Excerpted from Hurrah for the Blackshirts!: Fascists and Fascism in Britain Between the Wars by Martin Pugh. Published by Penguin Random House UK.
Sir Oswald Mosley’s immediate appeal consisted in his economic program, a marriage of Keynesian ideas for stimulating domestic demand and a policy of economic autarky influenced by the example of the United States, with its huge home market insulated from the fluctuations of the world economy. A former Labour MP and founder of Britain’s pre-eminent fascist paramilitary organization, the British Union Fascists (BUF), Mosley spent the summer of 1932 writing a 40,000-word manifesto. The Greater Britain combined Mosley’s economic strategy with an explanation of the case for fascism.
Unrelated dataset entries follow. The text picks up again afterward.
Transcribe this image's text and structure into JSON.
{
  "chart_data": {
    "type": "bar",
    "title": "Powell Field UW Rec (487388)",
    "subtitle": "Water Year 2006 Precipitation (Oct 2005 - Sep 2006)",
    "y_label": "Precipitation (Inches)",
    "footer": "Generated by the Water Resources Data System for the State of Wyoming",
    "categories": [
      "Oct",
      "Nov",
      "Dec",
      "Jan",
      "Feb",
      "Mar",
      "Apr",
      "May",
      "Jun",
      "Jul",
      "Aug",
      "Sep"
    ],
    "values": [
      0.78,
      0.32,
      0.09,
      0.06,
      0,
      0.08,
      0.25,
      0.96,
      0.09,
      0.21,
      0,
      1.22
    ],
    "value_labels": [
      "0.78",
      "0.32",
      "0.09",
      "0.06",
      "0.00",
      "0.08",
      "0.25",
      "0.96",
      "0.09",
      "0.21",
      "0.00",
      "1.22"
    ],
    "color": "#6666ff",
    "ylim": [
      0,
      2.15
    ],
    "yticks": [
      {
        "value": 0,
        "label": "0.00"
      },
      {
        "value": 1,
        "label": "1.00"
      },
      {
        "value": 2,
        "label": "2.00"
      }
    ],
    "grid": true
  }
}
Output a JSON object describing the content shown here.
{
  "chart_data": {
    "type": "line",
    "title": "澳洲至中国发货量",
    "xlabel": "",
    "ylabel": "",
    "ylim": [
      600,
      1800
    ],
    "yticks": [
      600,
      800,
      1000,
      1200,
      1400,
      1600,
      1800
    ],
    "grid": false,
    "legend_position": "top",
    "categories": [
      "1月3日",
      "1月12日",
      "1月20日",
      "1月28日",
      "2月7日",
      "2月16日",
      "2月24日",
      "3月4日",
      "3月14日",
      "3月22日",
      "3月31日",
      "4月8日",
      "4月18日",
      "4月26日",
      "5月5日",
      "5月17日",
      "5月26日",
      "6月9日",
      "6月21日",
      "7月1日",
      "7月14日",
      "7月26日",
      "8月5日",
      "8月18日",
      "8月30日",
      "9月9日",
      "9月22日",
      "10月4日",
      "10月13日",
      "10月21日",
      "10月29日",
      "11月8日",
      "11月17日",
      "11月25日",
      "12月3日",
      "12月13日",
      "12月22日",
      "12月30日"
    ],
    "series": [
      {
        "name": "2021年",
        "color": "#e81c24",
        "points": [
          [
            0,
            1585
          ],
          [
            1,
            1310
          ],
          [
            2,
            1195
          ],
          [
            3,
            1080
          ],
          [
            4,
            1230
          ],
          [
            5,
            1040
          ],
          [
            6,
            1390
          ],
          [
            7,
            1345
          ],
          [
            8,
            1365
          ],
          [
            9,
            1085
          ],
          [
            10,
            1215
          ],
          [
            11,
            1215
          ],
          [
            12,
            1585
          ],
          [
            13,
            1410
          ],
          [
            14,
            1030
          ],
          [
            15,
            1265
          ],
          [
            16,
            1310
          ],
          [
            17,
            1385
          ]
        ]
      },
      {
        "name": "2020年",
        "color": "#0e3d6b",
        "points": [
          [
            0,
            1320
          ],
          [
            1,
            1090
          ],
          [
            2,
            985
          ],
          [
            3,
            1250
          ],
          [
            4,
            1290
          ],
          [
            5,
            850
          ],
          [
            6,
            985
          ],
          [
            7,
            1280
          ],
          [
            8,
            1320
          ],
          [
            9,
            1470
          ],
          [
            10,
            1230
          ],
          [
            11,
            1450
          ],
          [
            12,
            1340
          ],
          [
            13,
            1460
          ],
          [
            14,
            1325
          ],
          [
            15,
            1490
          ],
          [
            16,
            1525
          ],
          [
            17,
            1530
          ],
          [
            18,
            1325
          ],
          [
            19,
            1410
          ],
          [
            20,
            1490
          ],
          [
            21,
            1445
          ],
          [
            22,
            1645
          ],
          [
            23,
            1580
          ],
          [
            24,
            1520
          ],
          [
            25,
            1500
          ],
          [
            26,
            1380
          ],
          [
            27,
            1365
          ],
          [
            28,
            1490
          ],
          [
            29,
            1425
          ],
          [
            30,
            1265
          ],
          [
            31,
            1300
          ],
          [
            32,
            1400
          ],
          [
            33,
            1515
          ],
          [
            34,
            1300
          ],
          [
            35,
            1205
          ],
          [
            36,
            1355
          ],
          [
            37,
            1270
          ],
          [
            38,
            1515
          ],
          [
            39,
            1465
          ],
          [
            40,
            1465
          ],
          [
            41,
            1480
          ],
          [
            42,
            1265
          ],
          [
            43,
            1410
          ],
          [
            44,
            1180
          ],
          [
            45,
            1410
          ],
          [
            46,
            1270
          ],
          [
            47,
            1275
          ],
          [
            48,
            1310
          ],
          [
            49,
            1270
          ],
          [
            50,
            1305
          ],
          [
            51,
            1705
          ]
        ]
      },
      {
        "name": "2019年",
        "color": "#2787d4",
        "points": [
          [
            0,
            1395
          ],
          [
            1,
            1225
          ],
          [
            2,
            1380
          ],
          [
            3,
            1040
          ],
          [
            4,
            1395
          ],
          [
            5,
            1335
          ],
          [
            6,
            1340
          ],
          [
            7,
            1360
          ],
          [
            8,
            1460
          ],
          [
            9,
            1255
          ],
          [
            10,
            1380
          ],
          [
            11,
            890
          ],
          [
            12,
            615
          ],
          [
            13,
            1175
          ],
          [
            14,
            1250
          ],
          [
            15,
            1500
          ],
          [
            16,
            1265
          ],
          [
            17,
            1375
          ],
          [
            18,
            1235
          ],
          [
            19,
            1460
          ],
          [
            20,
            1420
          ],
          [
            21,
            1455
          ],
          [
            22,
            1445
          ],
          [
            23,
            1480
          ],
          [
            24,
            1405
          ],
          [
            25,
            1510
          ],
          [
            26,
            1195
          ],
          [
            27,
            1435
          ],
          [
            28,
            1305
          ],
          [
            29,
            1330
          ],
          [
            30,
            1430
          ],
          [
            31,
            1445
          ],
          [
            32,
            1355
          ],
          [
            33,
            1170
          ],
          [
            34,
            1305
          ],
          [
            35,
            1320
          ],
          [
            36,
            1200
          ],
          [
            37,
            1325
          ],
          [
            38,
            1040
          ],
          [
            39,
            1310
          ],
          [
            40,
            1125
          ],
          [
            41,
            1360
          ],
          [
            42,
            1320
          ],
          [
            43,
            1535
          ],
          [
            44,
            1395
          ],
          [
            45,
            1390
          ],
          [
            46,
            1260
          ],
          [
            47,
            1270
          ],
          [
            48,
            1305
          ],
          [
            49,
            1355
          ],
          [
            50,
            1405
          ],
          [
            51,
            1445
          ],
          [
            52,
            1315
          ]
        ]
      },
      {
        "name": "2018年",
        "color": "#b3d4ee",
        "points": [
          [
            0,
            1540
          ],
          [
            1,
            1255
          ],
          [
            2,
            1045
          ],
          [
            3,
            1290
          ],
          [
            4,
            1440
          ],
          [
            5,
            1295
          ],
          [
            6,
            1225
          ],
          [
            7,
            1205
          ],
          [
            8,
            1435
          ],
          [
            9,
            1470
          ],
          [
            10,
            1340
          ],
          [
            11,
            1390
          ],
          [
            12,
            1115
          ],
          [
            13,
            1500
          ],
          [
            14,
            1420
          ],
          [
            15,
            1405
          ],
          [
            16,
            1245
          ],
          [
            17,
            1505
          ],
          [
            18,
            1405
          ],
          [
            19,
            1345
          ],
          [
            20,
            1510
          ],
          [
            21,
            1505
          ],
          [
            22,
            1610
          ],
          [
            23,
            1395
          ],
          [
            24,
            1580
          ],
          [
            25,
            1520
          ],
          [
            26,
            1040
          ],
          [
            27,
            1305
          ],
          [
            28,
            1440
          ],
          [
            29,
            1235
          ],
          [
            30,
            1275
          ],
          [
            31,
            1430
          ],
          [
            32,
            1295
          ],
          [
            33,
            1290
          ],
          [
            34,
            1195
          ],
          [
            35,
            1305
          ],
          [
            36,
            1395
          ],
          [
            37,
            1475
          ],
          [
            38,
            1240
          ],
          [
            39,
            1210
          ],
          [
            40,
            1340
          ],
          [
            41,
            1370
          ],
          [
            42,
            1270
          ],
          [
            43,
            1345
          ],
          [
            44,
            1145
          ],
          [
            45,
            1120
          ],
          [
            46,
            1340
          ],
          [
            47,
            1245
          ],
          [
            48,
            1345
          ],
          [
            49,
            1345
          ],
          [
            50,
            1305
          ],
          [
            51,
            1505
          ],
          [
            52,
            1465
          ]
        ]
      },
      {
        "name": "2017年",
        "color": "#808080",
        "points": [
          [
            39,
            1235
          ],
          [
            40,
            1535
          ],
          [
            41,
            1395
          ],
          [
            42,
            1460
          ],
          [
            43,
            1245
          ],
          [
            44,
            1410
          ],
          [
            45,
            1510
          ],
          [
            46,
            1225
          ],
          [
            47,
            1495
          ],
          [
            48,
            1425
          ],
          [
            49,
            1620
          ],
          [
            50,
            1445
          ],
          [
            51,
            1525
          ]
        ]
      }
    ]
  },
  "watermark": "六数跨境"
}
It was a cogent document, offering a far more considered approach to fascism than any of his continental counterparts had done. His protectionist-nationalist emphasis made an obvious appeal to frustrated Conservatives and to workers in depressed industries. Although the BUF was finally disbanded by the British government after the outbreak of World War II, Mosley easily outflanked his right-wing rivals in the 1930s with his relentless attacks on successive governments for promoting imports of foreign goods, and on city financiers for damaging British manufacturing and agriculture by making loans to foreign countries: “These are alien hands which too long have held their strangle grip on the life of this country…”1
While this radical social-economic program was Mosley’s chief draw, he never concealed the fact that signing up to fascism also involved a rejection of Britain’s traditional political system, which was “devised to turn a man into a windbag in the shortest possible time.” In The Greater Britain, he rehearsed the recent failures of British politics arising from a system almost calculated to prevent governments from governing, and he frankly advocated a more authoritarian state which would be above party and sectional interests.
Aware that this made fascism appear alien to British traditionalists, he attempted to place Britain in the wider context of fascist development: “If our crisis had been among the first, instead of among the last, fascism would have been a British invention. As it is, our task is not to invent fascism but to find for it in Britain its highest expression and development.”